Cats and dogs are the most common victims of animal hoarding cases. Yet, HSU has seen a significant increase in rabbit hoarding in 2022. Hoarding typically begins with just a few unsterilized animals. However, breeding can become unmanageable when kept in close quarters, not accurately sexed, and separated. For example, rabbits can start reproducing as young as 4-5 months of age, gestate for 31 days, and have anywhere between 1-12 offspring.
Over-breeding is a problem
We have seen an increase in rabbit hoarding cases, and the community is struggling to keep up. HSU has taken in 783 rabbits since 2020. The average family surrenders 4 rabbits at a time, but some are surrendering up to 20 animals. Animal hoarding is a complex issue that encompasses mental health, animal welfare, and public safety. Most people do not intend to hoard or neglect animals, but with rabbits doing what rabbits are known to do, intentional and unintentional breeding quickly leads to hoarding conditions.
When dealing with these numbers, animal hoarders cannot provide minimal standards of care, including nutrition, sanitation, shelter, and veterinary care. Hoarding often leads to the over-breeding of animals, animal starvation, illness, and even death.
Some of the families HSU has worked with stated they wanted their children to experience the joys of raising baby animals, and then the breeding got out of hand. HSU encourages families to consider fostering instead. “We often have mothers and babies in all species looking for a loving home to raise their young. Fostering is incredibly rewarding as well as lifesaving for these companion animals,” according to Jolie Gordon, Foster / Volunteer Manager at the Humane Society of Utah.

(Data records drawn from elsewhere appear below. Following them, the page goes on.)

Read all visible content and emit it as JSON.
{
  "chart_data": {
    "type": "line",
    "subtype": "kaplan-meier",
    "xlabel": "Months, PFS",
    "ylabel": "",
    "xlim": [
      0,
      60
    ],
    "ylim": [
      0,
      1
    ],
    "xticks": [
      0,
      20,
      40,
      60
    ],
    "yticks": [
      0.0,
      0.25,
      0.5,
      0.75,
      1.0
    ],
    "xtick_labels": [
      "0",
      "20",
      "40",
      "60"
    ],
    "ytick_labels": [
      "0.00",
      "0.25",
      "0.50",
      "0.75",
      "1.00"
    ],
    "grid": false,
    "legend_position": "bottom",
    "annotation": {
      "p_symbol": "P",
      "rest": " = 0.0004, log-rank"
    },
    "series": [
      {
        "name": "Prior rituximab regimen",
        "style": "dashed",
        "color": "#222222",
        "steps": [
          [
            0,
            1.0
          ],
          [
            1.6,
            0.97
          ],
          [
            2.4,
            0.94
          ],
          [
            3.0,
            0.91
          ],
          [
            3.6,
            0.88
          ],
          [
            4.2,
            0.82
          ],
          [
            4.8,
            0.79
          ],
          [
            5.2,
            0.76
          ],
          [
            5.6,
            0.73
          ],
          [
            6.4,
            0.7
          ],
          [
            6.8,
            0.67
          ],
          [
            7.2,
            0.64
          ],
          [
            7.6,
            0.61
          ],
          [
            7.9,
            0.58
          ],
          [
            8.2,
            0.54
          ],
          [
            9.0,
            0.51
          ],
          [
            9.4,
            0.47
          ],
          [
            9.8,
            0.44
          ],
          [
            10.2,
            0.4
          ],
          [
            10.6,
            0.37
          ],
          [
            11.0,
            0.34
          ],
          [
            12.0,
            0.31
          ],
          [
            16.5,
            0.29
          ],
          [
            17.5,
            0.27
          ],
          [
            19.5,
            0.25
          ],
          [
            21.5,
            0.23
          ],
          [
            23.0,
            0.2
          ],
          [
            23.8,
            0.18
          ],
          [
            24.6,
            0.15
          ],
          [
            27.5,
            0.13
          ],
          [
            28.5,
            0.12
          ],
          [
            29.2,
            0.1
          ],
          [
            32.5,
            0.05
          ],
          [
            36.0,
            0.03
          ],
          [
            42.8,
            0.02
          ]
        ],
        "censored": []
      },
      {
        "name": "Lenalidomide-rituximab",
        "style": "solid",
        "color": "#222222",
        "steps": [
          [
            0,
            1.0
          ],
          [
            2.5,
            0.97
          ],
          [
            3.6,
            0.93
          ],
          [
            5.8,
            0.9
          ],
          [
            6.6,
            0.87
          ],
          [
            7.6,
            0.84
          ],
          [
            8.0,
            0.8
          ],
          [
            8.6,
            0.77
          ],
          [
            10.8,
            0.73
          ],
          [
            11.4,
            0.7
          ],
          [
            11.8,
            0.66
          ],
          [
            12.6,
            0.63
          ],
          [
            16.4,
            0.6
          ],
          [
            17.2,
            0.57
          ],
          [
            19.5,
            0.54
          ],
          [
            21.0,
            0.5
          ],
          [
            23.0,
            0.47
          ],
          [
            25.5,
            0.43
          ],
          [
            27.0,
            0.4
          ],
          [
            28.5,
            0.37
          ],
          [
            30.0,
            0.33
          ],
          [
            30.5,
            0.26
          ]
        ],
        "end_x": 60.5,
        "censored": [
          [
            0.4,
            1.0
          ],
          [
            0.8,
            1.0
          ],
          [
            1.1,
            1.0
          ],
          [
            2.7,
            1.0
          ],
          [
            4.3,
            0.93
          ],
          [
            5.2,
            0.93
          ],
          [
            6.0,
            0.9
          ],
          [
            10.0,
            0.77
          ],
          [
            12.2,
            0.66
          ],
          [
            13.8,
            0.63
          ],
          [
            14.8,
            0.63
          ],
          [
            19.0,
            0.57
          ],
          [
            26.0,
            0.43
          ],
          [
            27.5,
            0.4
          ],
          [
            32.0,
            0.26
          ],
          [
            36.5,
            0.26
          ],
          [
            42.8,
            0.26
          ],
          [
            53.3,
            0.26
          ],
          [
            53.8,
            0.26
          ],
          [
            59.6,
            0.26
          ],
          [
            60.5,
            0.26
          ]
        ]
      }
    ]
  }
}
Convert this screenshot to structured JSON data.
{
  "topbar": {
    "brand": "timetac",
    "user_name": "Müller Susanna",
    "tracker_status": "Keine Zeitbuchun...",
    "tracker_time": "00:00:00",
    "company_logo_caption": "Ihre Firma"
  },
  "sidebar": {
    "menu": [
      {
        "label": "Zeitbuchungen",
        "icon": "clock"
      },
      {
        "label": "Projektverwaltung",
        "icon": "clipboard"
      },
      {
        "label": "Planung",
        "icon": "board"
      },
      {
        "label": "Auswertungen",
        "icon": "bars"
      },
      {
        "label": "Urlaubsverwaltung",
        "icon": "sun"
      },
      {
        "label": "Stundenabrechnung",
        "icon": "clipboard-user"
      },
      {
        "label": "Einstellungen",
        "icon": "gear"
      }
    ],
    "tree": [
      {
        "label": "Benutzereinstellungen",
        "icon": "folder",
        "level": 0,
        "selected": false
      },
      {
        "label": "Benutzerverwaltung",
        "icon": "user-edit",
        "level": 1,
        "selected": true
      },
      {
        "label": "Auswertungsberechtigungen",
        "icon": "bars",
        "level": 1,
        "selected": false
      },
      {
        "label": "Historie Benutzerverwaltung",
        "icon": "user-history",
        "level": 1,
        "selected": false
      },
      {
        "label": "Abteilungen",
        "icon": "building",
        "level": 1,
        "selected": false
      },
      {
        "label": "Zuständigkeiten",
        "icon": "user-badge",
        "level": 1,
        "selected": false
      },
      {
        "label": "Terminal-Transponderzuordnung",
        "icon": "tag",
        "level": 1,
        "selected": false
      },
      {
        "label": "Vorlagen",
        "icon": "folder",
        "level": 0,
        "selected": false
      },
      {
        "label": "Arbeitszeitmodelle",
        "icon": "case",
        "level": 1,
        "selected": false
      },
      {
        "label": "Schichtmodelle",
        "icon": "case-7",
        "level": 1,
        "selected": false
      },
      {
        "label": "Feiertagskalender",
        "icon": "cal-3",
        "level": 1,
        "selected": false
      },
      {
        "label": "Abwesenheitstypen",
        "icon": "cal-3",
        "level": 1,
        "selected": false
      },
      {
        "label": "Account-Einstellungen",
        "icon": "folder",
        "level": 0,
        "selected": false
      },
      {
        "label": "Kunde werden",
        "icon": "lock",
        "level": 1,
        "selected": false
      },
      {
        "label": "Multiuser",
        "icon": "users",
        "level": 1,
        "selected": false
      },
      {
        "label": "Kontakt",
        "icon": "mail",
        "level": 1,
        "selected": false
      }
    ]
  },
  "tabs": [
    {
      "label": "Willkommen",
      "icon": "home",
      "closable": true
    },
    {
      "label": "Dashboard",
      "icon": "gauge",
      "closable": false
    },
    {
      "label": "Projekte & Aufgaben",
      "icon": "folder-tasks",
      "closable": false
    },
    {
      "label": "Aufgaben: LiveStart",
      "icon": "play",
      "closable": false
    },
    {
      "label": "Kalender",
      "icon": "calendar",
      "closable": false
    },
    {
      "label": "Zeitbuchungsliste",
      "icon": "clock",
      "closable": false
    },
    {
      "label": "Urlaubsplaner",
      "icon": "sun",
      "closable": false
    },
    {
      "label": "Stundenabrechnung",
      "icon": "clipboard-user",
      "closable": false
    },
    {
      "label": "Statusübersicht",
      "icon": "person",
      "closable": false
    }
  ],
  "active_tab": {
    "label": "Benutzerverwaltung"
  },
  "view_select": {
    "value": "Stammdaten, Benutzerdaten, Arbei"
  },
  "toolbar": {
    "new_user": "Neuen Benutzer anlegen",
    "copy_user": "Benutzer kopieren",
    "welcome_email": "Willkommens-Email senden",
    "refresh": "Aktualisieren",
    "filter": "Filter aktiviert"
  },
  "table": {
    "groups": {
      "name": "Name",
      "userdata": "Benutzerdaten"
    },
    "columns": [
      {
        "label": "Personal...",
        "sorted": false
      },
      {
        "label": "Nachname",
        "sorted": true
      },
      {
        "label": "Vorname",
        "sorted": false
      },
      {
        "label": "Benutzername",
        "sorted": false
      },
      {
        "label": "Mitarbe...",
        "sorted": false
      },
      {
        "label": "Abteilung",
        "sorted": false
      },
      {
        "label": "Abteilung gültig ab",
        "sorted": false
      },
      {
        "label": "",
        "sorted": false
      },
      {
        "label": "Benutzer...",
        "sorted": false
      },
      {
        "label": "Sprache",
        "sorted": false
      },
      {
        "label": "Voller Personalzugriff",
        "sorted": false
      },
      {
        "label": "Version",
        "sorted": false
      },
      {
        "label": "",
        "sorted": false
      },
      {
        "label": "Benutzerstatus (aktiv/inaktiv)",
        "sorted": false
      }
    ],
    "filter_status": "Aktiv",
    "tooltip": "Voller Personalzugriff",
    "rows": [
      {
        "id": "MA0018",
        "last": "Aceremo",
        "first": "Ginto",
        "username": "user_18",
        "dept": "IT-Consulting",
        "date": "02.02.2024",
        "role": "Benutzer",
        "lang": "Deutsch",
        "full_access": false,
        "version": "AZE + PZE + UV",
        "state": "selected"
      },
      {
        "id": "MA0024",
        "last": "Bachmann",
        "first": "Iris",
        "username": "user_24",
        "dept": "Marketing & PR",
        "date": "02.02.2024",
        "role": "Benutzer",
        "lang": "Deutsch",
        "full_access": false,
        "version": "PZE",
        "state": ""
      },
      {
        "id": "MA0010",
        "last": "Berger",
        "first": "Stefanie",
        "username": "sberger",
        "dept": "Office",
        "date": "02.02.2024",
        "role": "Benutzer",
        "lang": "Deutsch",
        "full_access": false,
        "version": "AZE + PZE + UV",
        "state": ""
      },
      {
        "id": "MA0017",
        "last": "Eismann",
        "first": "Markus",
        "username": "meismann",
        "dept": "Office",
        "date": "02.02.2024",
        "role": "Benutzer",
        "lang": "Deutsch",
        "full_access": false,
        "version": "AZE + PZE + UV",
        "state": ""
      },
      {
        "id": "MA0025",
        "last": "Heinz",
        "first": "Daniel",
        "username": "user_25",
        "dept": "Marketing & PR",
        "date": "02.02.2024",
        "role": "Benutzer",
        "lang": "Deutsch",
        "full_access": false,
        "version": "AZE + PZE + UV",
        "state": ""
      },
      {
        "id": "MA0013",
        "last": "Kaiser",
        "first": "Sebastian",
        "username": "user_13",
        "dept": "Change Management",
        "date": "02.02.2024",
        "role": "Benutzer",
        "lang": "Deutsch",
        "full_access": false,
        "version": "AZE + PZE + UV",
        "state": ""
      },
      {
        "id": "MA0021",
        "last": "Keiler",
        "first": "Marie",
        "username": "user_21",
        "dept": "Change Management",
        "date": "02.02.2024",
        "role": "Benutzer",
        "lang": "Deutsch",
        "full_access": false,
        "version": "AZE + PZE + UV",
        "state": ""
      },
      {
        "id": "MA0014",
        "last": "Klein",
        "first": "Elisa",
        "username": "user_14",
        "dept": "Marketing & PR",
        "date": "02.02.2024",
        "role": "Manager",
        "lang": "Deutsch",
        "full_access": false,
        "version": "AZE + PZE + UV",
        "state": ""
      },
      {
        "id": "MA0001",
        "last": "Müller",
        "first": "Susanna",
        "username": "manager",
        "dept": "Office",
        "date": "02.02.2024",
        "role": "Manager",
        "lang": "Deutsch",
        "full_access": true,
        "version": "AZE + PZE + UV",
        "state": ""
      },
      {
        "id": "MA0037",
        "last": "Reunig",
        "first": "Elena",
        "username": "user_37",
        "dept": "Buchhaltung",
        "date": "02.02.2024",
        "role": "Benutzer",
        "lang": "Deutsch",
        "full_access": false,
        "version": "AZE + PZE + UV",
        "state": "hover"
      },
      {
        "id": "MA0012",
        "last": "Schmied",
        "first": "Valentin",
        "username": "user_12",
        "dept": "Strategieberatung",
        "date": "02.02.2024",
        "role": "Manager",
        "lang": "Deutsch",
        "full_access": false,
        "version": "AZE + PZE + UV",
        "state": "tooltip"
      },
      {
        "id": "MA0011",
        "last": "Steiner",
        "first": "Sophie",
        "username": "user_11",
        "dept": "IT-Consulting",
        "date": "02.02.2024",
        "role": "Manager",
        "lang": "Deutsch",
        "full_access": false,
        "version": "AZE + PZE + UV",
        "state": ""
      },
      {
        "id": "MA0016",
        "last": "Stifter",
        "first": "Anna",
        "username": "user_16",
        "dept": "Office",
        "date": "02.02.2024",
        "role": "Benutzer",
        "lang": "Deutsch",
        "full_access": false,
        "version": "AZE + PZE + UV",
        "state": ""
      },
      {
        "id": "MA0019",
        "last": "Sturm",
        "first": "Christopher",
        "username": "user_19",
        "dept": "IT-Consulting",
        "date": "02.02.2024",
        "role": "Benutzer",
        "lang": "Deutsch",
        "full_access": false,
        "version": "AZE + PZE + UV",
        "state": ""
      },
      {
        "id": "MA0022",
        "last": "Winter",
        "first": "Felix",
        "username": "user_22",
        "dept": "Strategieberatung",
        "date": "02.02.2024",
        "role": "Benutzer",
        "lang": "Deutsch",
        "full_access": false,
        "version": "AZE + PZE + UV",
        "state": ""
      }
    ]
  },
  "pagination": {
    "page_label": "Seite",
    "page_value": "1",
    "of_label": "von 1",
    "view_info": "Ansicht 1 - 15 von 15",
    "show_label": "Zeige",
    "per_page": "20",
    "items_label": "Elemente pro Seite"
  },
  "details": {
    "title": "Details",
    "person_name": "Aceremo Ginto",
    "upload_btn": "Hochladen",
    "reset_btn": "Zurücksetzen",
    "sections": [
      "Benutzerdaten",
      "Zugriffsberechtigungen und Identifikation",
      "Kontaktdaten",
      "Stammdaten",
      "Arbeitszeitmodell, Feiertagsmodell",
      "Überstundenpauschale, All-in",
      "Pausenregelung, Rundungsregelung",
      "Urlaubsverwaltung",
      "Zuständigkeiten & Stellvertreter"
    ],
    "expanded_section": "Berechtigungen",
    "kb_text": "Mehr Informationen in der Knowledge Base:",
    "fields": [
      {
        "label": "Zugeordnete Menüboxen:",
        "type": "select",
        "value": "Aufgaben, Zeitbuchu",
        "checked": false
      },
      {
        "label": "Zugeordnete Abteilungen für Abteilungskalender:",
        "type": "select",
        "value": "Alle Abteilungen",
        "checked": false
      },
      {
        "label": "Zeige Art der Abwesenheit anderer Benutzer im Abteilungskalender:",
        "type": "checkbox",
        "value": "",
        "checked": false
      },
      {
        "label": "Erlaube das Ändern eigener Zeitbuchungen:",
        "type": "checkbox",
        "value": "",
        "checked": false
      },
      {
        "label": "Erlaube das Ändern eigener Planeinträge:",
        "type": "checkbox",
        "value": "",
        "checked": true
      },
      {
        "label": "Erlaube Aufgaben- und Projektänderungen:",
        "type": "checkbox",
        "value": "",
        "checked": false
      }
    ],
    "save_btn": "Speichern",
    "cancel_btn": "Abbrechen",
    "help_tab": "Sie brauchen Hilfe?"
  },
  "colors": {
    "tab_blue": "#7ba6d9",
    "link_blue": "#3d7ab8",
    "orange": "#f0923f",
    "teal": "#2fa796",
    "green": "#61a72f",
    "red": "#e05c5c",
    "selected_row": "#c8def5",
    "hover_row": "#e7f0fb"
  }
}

Consider fostering or adopting instead
“The Humane Society of Utah discourages the public from purchasing unaltered rabbits from pet stores or fairs. Rabbits in pet stores are often separated too young from their mother, which puts them at a greater risk for health issues.” Said Juli Ulvestad, Pet Resource Center Director at HSU. “In addition, they are frequently not sexed accurately and do not come spayed, neutered, microchipped, or vaccinated like the adoptable rabbits at HSU. We have even had members of the public unknowingly purchase single pregnant rabbits from pet stores.”
The Humane Society of Utah Admissions team works with pet owners who choose to surrender some of their animals and helps them adequately care for their remaining pets. We offer assistance through spay and neutering and sharing information about community resources. HSU has 9 rabbit kennels, and rabbits currently have an average on-site length of stay of 18 days. Rabbits make great pets. However, they take considerably longer than cats and dogs to get adopted. If you are interested in adopting a rabbit, visit www.utahhumane.org/adopt.
In severe cases that require police intervention, HSU will work with law enforcement to help get justice for the animals.